I'm talking about the third plural form of medium/passive perfect, in Ancient Greek.

My grammar explains that some very simple verb like παιδεύω may be inflected that way :

1S πεπαίδευ-μαι  > πεπαίδευμαι
2S πεπαίδευ-σαι  > πεπαίδευσαι
3S πεπαίδευ-ται  > πεπαίδευται
1P πεπαιδεύ-μεθα > πεπαιδεύμεθα
2P πεπαίδευ-σθε  > πεπαίδευσθε
3P πεπαίδευ-νται > πεπαίδευνται
2D πεπαίδευ-σθον > πεπαίδευσθον
3D πεπαίδευ-σθον > πεπαίδευσθον

Things become more interessant for radicals with an occlusive like βλέπω :

1S βεβλεπ-μαι > βέβλεμμαι
2S βεβλεπ-σαι > βέβλεψαι    
3S βεβλεπ-ται > βέβλεπται
1P βεβλεπ-μεθα> βεβλέμμεθα
2P βεβλεπ-σθε > βέβλεφθε
3P βεβλεπ-νται> ?
2D βεβλεπ-σθον> βέβλεφθον
3D βεβλεπ-σθον> βέβλεφθον

I know the rules explaining all these forms but the 3P. Obviously, as stated here, the hypothetical 3P form would be difficult to pronounce and was replaced by "βεβλεμμένοι εἰσί". But what was this hypothetical form ? What are the phonetic laws applying here to -πντ- ?

addendum : I find here (p. 5) the interessant form λελειφαται, alas without any reference.

addendum #2 : τετρίφαται in Herodot 2.93

1 Answer 1


It would be βεβλέπαται. The [n] between consonants would be syllabic, and syllabic [n] went to [a] in Greek. This is the origin of the -αται 3pl. ending in the forms you mention, and also of 3pl. -ατο in the pluperfect. In some verbs these endings were retained, especially outside of Attic (e.g. Homer or Herodotus); but in Attic, these forms were replaced by periphrases. (Although there are Attic examples of -αται: e.g. Thucydides has τετάχαται, ἐτετάχατο.) Presumably this happened because -αται/-ατο don't look much like 3pl. endings, since they don't have a nasal.

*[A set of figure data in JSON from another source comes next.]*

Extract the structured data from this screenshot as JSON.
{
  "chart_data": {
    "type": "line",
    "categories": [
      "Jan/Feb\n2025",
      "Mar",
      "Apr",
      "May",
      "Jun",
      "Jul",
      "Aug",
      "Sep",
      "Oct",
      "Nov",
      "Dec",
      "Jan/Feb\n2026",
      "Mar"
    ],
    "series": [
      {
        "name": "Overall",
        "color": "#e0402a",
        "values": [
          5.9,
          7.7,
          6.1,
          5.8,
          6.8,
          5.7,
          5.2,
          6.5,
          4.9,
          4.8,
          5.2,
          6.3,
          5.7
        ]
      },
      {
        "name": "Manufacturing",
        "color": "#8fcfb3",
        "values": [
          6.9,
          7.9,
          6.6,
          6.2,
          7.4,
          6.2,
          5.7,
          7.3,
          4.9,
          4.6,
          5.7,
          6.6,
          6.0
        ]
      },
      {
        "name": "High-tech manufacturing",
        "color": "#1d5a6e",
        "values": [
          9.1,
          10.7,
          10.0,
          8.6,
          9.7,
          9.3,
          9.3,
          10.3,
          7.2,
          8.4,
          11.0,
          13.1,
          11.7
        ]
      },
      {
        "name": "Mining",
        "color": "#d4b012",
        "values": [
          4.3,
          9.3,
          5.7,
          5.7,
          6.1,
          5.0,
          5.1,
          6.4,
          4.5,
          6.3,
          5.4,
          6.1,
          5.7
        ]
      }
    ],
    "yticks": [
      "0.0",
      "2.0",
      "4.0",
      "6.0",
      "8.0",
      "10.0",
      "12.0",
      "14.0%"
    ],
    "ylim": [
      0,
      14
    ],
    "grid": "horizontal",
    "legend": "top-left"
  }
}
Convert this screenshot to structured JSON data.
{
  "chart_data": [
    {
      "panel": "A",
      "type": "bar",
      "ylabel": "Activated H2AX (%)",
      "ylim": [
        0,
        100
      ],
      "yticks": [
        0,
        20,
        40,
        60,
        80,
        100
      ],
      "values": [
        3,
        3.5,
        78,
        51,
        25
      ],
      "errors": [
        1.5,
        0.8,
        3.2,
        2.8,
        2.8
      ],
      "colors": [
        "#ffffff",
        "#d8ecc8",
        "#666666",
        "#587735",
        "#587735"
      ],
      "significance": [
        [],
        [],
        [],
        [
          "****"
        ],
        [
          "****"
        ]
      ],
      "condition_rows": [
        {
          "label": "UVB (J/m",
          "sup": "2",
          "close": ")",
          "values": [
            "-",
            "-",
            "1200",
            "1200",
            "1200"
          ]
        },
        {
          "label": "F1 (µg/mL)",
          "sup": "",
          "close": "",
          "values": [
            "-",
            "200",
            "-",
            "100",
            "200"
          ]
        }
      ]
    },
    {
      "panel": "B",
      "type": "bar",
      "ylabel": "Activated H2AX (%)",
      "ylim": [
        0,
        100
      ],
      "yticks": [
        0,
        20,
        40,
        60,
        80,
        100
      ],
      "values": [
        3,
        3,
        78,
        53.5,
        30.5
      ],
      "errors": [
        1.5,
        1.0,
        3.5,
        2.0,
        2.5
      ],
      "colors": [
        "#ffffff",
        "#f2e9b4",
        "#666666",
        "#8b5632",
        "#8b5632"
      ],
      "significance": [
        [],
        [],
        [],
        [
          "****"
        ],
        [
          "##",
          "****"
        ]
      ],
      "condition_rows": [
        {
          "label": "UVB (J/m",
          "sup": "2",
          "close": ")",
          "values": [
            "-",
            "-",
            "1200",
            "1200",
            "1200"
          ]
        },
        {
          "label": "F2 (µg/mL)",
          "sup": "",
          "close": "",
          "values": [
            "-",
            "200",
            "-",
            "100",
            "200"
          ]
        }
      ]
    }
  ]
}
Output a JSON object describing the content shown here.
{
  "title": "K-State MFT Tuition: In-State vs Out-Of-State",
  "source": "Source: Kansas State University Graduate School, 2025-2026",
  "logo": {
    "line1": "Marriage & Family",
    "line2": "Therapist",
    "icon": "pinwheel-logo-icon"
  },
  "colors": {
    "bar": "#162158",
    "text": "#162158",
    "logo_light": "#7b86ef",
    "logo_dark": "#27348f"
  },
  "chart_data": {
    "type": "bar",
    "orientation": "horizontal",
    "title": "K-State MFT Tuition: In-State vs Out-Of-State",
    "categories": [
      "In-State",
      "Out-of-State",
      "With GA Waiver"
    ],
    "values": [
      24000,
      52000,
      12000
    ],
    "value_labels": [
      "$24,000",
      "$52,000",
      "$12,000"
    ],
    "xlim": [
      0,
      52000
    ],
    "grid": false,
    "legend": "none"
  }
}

  • Thank you for all the details, it was a very interesting answer. May I ask you the following questions ? (1) Is the first α in αται a long vowel ? (2) How can you be sure that the π isn't replaced by a β or by a φ as in τετρίφαται (Herodot.2.93). Thank you very much !
    – suizokukan
    May 5, 2014 at 7:30
  • 1
    The α is short (because it comes from a syllabic nasal, which would have been 'short', i.e. one mora). For question (2), yes, it's possible that the actual form would be βεβλέφαται (this change is always to aspirates, so not βεβλέβαται), but if so, this would not be due to regular sound change, but to an additional analogical change. It's not quite certain what the origin of the aspirate in forms like τετρίφαται is: possibly it comes from forms like 2pl. τέτριφθε and inf. τετρίφθαι (where it's regular, -πσθ- ⟩ φθ).
    – TKR
    May 5, 2014 at 16:55
  • Thank you so much for sharing these informations, they're precious to me.